Interest rates continue to rise despite the Federal Reserve’s effort to keep yields low through the second round of quantitative easing. QE2 was supposed to stimulate the economy by helping push bond prices up and rates down.
As the opposite occurs, this policy is failing in a number of ways.
Gas prices are going up at the pump, mortgage rates are going up to levels that press real estate prices lower, and agricultural commodities as well as food prices are going up. The Fed Chairman wanted to stoke inflation to create nominal growth and he is succeeding with inflation. But, while stock prices have moved higher, the economy remains dormant and employment is stagnant. Most Americans see no benefit from Fed policies and the bond market is getting worried they will backfire badly. If the bond market continues to sell off, the stock market will eventually follow.
Meanwhile, the contempt for savings continues.
Fiscal policy emphasizes consumption as monetary policy penalizes prudent behavior by eliminating any return on savings in bank or money market accounts. Expropriating wealth from savers has done little to help the economy. The express belief that consumers benefit economic activity more than savers has proven to be mistaken. Our policymakers should remember the aphorism “a penny saved is a penny earned.”
Our model:
Misguided Fed policies are being matched by misguided policies from the European Central Bank. As a result, commodities should continue to benefit from weaker currencies. With that trend in mind, we purchased AngloGold Ashanti (AU) in each of the Hedged Equity, International Hedged Equity, and Christian Agape Hedged Equity accounts. This position provides exposure to the rising value of gold since AU holds some of the largest reserves in the gold mining industry.

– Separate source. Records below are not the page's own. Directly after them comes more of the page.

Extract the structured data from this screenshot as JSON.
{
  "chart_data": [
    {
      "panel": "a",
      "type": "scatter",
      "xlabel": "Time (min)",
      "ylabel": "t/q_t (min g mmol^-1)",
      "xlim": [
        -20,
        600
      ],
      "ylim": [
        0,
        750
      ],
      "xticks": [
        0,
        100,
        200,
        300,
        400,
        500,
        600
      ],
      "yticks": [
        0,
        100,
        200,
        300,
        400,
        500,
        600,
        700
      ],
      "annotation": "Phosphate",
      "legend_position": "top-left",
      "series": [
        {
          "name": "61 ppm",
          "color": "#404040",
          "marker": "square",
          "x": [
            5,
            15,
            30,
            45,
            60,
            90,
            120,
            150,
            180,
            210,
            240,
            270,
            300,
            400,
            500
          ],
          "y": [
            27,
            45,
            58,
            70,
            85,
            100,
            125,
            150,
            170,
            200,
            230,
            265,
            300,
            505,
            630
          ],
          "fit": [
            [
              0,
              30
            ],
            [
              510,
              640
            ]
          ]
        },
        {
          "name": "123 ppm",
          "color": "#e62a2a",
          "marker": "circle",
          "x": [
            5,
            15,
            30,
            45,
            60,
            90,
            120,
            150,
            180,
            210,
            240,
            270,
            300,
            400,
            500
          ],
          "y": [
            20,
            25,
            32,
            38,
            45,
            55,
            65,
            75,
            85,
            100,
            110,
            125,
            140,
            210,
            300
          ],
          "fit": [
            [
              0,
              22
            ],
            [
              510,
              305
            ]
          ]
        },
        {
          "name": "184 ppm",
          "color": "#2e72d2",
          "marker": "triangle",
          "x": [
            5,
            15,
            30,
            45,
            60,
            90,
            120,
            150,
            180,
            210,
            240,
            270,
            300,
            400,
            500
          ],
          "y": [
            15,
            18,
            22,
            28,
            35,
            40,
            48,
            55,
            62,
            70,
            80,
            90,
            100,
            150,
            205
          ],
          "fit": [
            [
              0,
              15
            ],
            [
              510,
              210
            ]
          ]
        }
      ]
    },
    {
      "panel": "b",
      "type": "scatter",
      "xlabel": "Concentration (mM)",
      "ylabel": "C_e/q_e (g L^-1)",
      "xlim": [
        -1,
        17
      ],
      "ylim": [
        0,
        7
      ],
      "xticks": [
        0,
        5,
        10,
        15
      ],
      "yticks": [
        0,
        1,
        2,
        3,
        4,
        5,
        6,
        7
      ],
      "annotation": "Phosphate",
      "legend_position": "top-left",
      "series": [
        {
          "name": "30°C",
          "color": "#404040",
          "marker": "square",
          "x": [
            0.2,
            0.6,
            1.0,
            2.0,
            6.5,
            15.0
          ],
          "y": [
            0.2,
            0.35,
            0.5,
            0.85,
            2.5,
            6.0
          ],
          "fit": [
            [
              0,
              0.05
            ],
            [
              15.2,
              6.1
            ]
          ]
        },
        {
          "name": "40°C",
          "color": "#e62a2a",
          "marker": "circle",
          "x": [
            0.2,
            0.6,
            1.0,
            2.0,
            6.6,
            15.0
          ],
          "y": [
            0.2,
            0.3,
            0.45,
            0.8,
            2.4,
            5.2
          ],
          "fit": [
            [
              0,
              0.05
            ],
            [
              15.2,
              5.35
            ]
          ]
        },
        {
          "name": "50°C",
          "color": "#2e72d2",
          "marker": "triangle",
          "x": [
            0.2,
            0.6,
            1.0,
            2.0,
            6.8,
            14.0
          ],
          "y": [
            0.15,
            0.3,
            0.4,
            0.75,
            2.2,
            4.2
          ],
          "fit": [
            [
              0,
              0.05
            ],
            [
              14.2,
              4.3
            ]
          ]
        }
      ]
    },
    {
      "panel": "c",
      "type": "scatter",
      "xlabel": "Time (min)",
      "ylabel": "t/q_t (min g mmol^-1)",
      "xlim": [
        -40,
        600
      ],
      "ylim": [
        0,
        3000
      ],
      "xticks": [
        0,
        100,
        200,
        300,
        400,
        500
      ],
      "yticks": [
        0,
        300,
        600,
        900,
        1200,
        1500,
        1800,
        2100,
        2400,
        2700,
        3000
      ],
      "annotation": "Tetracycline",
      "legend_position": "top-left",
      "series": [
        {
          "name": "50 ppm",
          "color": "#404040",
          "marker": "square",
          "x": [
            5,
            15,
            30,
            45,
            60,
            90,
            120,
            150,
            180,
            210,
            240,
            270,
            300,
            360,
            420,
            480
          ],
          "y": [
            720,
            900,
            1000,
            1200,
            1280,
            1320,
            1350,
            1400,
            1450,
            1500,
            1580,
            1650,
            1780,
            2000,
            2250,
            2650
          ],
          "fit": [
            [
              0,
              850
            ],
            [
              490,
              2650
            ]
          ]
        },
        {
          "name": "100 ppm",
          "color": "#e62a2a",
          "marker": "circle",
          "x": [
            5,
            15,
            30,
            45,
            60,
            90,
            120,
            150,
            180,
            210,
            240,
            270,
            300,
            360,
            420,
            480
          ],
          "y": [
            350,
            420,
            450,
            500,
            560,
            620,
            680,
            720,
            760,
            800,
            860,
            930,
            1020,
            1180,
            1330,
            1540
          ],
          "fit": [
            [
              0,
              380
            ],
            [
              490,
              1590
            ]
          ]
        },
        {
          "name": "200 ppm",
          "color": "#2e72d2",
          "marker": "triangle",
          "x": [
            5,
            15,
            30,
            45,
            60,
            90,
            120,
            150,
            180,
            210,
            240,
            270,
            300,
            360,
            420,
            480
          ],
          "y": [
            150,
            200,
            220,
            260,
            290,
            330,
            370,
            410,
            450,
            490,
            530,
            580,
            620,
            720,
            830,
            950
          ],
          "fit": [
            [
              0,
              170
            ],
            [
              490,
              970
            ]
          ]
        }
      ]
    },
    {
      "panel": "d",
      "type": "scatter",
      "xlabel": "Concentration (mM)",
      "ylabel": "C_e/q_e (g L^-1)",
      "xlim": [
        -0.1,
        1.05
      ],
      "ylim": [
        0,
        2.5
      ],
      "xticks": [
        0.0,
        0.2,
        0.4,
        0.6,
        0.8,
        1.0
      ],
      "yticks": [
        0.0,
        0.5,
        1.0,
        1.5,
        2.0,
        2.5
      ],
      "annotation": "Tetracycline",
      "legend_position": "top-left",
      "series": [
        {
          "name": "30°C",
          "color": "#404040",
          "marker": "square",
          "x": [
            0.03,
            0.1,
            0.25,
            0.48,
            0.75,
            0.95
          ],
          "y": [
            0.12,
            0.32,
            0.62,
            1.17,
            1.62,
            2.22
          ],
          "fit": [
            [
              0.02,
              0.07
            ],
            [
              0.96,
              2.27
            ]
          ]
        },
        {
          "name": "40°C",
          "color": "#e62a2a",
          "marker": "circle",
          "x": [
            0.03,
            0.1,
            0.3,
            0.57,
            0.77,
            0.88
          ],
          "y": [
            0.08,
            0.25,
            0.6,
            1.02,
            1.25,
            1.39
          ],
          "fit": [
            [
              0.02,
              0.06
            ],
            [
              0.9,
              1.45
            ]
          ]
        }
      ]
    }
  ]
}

The security we picked was a recent convertible issue (AU PRA) with an approximate yield of 5.6% at the time of purchase. Mandatory conversion is required within three years. During that time, significant income will contribute to our return and an investment tied to gold will diversify our holdings to protect against higher inflation as well as lower currency values.
We also just completed a sale of SPXU and a purchase of VXX to secure a loss for tax purposes and maintain our hedge against a market correction. Tax efficiency, substantial income, and downside protection are important characteristics of our investment strategies at Swan Asset Management.